- The Washington Times - Friday, April 26, 2024

Congress passed President Biden‘s $95 billion foreign aid package thanks, in part, to making some of the Ukraine aid a loan though the prospects for getting repaid aren’t good.

Most of the $61 billion in the package for Ukraine will be spent in the U.S. for weapons to send into the war zone. About $9 billion is going directly to Kyiv and that’s what was carved out as a loan.

The law also allows for the president, with congressional review, to entirely nix the $9 billion debt by 2026.



The $61 billion is on top of the roughly $75 billion in aid the U.S. has given Ukraine since the Russian invasion in February 2022.

President Biden will likely cancel half of the $9 billion loan when he has the opportunity later this year, said Rep. Andrew S. Clyde, Georgia Republican, who pointed to the precedent Mr. Biden set in canceling billions of dollars in student loan debt.

“The ‘forgivable loan’ in the Ukraine aid bill is all smoke and mirrors,” Mr. Clyde said. “It was designed to be ‘canceled,’ meaning the president can simply transfer more debt onto the backs of hardworking Americans,” he told The Washington Times.

Still, adding in the loan concept — an idea promoted by former President Donald Trump — helped win support from nearly a dozen Senate Republicans who previously voted against the package in February.

There are two deadlines for canceling the debt. The first is on Nov. 15, after the election, when Mr. Biden can cancel up to half of the loan. The second deadline is on Jan. 1, 2026, when whoever is president can cancel the remaining debt.

Doug Rediker, a foreign policy and global economy expert from Brookings, said the U.S. would have been better off making the aid a grant.

He said that loaning the Ukrainian government money was a high-risk decision with little chance that the country would pay the $9 billion back, partially or completely. The loan could also raise alarm bells for other creditor countries and institutions who have loaned Ukraine money since the beginning of the war, and make the odds of repayment even lower.

“In many ways, this was a really bad structure, even if it was politically the only way to get it done,” Mr. Rediker said.

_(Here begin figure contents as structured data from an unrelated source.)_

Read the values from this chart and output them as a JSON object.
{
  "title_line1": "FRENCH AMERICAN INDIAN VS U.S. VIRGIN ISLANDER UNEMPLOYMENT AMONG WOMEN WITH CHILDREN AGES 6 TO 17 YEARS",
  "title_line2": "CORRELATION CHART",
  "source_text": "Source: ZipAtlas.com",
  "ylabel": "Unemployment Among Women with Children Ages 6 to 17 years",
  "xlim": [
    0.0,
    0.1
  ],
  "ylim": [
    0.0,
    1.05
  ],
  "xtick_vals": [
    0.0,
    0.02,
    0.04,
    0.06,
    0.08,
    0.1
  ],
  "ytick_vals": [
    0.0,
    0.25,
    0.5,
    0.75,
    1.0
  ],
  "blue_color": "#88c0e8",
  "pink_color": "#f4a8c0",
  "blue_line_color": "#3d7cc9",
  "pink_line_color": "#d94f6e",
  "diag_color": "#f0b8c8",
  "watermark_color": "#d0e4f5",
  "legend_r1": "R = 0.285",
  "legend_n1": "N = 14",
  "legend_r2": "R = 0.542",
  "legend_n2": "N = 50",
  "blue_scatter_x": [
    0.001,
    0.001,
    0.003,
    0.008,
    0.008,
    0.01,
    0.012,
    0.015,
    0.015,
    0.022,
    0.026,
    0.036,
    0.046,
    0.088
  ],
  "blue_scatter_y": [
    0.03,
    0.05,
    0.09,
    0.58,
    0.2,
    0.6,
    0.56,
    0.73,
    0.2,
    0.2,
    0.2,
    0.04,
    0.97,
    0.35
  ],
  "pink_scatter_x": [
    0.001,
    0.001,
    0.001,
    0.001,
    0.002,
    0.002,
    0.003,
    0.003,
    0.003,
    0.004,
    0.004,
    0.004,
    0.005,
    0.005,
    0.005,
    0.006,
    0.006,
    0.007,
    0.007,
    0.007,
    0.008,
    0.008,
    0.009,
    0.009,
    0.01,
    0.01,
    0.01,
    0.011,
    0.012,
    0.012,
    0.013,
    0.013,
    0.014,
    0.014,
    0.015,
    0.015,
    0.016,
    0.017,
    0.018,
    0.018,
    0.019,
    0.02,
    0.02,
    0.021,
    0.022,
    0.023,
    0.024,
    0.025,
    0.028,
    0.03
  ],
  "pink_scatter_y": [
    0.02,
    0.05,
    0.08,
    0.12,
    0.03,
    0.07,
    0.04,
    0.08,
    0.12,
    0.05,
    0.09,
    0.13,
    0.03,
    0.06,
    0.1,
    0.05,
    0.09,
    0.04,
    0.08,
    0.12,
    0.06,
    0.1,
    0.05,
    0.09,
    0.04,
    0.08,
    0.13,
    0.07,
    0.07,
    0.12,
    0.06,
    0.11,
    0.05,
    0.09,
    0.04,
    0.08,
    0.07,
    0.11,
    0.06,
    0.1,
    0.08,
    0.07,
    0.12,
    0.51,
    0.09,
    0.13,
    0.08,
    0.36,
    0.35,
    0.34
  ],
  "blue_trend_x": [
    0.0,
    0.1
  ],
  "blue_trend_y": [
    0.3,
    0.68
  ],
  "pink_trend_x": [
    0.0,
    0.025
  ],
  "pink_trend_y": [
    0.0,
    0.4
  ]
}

The U.S. has a mixed record of collecting debts from foreign countries. The Lend-Lease Act during World War II provided $50 billion worth of war supplies to the Allies to combat the Germans.

Most of that aid went to the U.K., but a solid chunk went to Russia. Britain made its final repayment to the U.S. in 2006. Much of the loan to Russia was never paid back.

“I have to assume that Biden, if he were president [in 2026], would forgive the loan, and with Trump, you never know,” Mr. Rediker said.